Description of problem: libvirt's management of host PCI devices which can be assigned to guests using VFIO can lead to host kernel drivers and the vfio-pci driver simultaneously binding to devices in the same IOMMU group. That's an invalid state, which can lead to a host crash (see bug 1270636). IMO, that's a host kernel bug, but apparently it's not one that will be fixed soon. Version-Release number of selected component (if applicable): libvirt-daemon-1.2.17-13.el7.ppc64le How reproducible: 100% Steps to Reproduce: 1. Locate a system which has at least two PCI devices in the same IOMMU group, call these devices DevA and DevB [On a POWER8 machine, the different functions of a Broadcom tg3 multi-port NIC are suitable. On x86, this may require a PCI-E to PCI bridge] 2. Ensure that there are host kernel drivers which bind to both DevA and DevB 3. In libvirt configuration , but both DevA and DevB in "mananged" mode 4. Assign DevA and DevB to the same guest 5. Start the guest 5. Hot unplug just DevB from the guest. Actual results: DevB is rebound to the host kernel driver, while DevA is still bound to vfio-pci. This leads to a host kernel crash. Depending on the details of hardware and driver, this could be a crash during DMA initialization in the host DevB driver, or a BUG_ON() from the vfio code when it detects a different host driver bound to the iommu group. Expected results: DevB is removed from the guest, but is not rebound to a host kernel driver until all devices from the same IOMMU group are returned to the host. No crash. Additional info:
I was just pointed at this BZ by Alex after getting a query about the same behavior on public IRC (#virt) from Shivaprasad at IBM, and I looked into the code a bit. I think the proper way to handle this is to check for other devices in the same iommu group that are still in use during virPCIDeviceUnbindFromStub(), and if there aren't any still in use, then go through the entire inactive list doing a reprobe for every inactive device that still has dev->reprobe set to true. This effectively delays the re-bind to host driver of all devices until none of them are in use (and then rebinds only those that were originally intended to be re-bound) This of course means that the activeDevs and inactiveDevs lists will need to be passed into virPCIDeviceUnbindFromStub() and virPCIDeviceBindToStub(). And we will also need to start storing the iommu group of each device in the _virPCIDevice struct (either that or use virPCIDeviceAddressIOMMUGroupIterate(), which is much less efficient, since it has to do a bunch of reading/parsing sysfs entries - since iommu group of a device never changes I think it's better to store it internally then just look at our own list).

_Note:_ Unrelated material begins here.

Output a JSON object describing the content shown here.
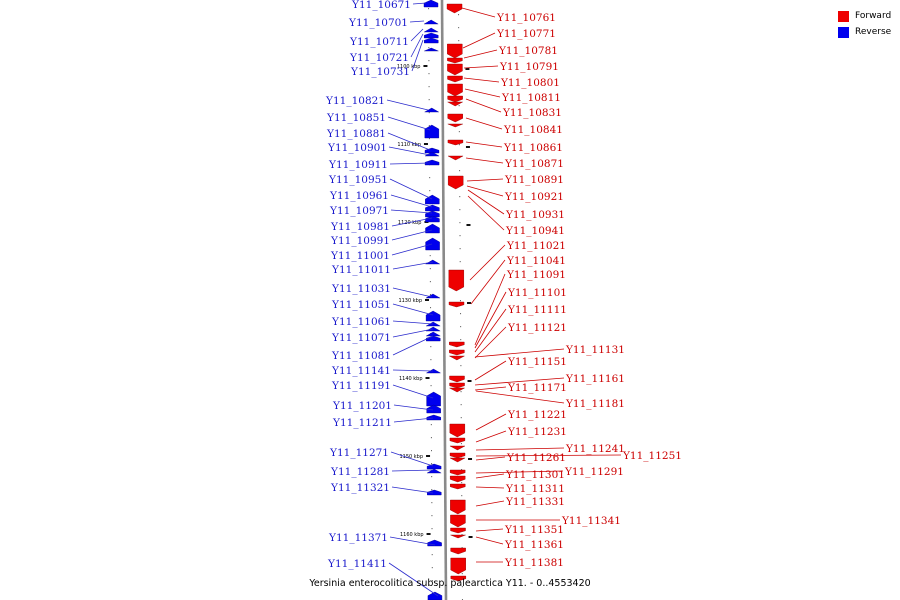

(In reply to Laine Stump from comment #1) > I think the proper way to handle this is to check for other devices in the > same iommu group that are still in use during virPCIDeviceUnbindFromStub(), > and if there aren't any still in use, then go through the entire inactive > list doing a reprobe for every inactive device that still has dev->reprobe > set to true. This effectively delays the re-bind to host driver of all > devices until none of them are in use (and then rebinds only those that were > originally intended to be re-bound) I was looking into doing pretty much what you suggest in virHostdevReAttachPCIDevices(), but doing it even further down the stack could indeed be a better idea to make sure we never run into the issue. > This of course means that the activeDevs and inactiveDevs lists will need to > be passed into virPCIDeviceUnbindFromStub() and virPCIDeviceBindToStub(). > And we will also need to start storing the iommu group of each device in the > _virPCIDevice struct (either that or use > virPCIDeviceAddressIOMMUGroupIterate(), which is much less efficient, since > it has to do a bunch of reading/parsing sysfs entries - since iommu group of > a device never changes I think it's better to store it internally then just > look at our own list). We could store the IOMMU group internally, but we'd have to add one more list to virHostdevManager as the existing lists (activePCIHostdevs and inactivePCIHostdevs) don't store information about devices that are not listed in a guest definition, and we need to be mindful of those as well when reattaching a device to the guest...
After evaluating this issue, there are no plans to address it further or fix it in an upcoming release. Therefore, it is being closed. If plans change such that this issue will be fixed in an upcoming release, then the bug can be reopened.